The Belle II software has had several monitoring schemes implemented so far, along with a high-level validation tool. This tool runs on existing large datasets producing distribution plots of quantities relevant for physics analyses and displaying the results on a webpage. This project seeks to enhance the user experience of the Belle II software validation page and make workflows more efficient with appropriate technical solutions.

Problem Outline

These are the things that can be improved upon, in the existing system.

Proper tracking of degradation history with the help of bookkeeping software.
Having references inside plots generated by the validation system.
Make it easier to find associated artefacts to encourage reuse.
Provide developers with more information about failures found to help with root cause analysis.

Project Progression

Local base

Initial days were spent setting up the basf2 software in the local system to be able to run the validation tool, host a local validation server and as well as to develop the code. Relevant data files were also obtained that are necessary inputs for certain validation modules. Finally, a GitLab project was set up to mimic the production project and to be a playing field to test initial implementations.

Code review

Whilst the base was being built on the sideline the existing implementation review was underway. The first aim was to get a birds-eye view of the overall system and then do a deep dive into the relevant modules, and identify the modules of interest. Time was also spent familiarizing myself with the software development and coding conventions.

CherrPy meets GitLab

Two of the key tech that will feature throughout the work are CherryPy and GitLab, so a good amount of time was spent understanding and then getting hands dirty with trying and testing the integration of the two, which is key for the bulk of the improvements planned. With that, the first task undertaken was to extend details displayed along with plots of validation runs to include a list of relevant issues. A couple of features have also been added that would allow the reviewer of the results to directly create issues from the plot display window or update existing relevant issues in GitLab.

linked_issue_update

Plot/logfile endpoints

As a part of validation run result processing, emails are sent out for failed scripts/plots to the respective module owners. Apart from a brief summary regarding the plot/script responsible for the future, only links to the homepage of the validation was provided, forcing people to scour through the results to find the image of the failed plot/log file of the failed script. Modifications made to the mail-utils now will allow the mail-bot to include direct links to the relevant plots/script log files making it easier for the module owners to inspect and analyse what went wrong.

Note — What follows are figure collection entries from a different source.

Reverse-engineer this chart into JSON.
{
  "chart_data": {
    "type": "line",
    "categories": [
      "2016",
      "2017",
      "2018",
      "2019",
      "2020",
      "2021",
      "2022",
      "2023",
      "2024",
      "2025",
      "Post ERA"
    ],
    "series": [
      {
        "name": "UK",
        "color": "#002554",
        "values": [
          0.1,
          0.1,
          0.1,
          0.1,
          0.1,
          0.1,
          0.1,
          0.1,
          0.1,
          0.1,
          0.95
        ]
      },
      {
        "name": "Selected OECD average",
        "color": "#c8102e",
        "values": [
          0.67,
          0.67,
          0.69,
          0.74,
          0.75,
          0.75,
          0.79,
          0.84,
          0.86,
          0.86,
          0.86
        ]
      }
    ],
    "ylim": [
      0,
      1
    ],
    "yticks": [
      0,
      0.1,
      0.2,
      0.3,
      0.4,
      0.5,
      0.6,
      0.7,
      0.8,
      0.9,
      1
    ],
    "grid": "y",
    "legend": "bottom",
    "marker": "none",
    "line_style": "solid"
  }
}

Consolidate and display datafiles

Many of the validation scripts depend on simulated event data files, which require effort, time and space to produce on store. Whilst there is reuse of datafiles across a module, there might still be some degeneracy when looking at the full set of datafiles used by all the modules. A new page has now been added to the validation server which will display all the datafiles produced by the validation steering scripts by all the modules. The datafiles will be downloadable from the validation page and metadata of the file can also be viewed. This along with the information about the steering file responsible for the generation all available at a single point should potentially help reuse of the existing datafiles across different modules.

datafiles_page

Tools Used

Python 3
CherryPy
Ractive.js
GitLab API

Lessons Learnt

Identify new external dependencies your code changes require and make sure to communicate those to the respective responsible people in the early stages of the development rather than waiting till your done with your development.
Reviewing and testing code thoroughly for backward compatibility is an additional way to catch bugs and exceptions.

Future Work

Assign issues created in GitLab to the responsible person.
Assess if search functionality could further help enhance the validation page.
Track the number of days an issue has been open and how the respective plots have changed in the subsequent validation runs.

GSoC Experience

The entire experience has been a learning ordeal that I have thoroughly enjoyed, and am looking forward to continue making more meaningful contributions, both to Belle2 and to the Open Source community. I am extremely grateful for all the support I have been receiving from my mentors. I was provided with the platform to explore new ideas. An added bonus was being able to take part in the regular software development meeting to get to know about the other work being done as well and present and receive feedback on my implementation as well. I faced no hiccups, with my mentors taking care of any and all of my administrative needs as well as any questions I might have. Thanks to my main mentor scheduling regular meetings, I was able to stay on top of my work and never get hung up on any road blocks.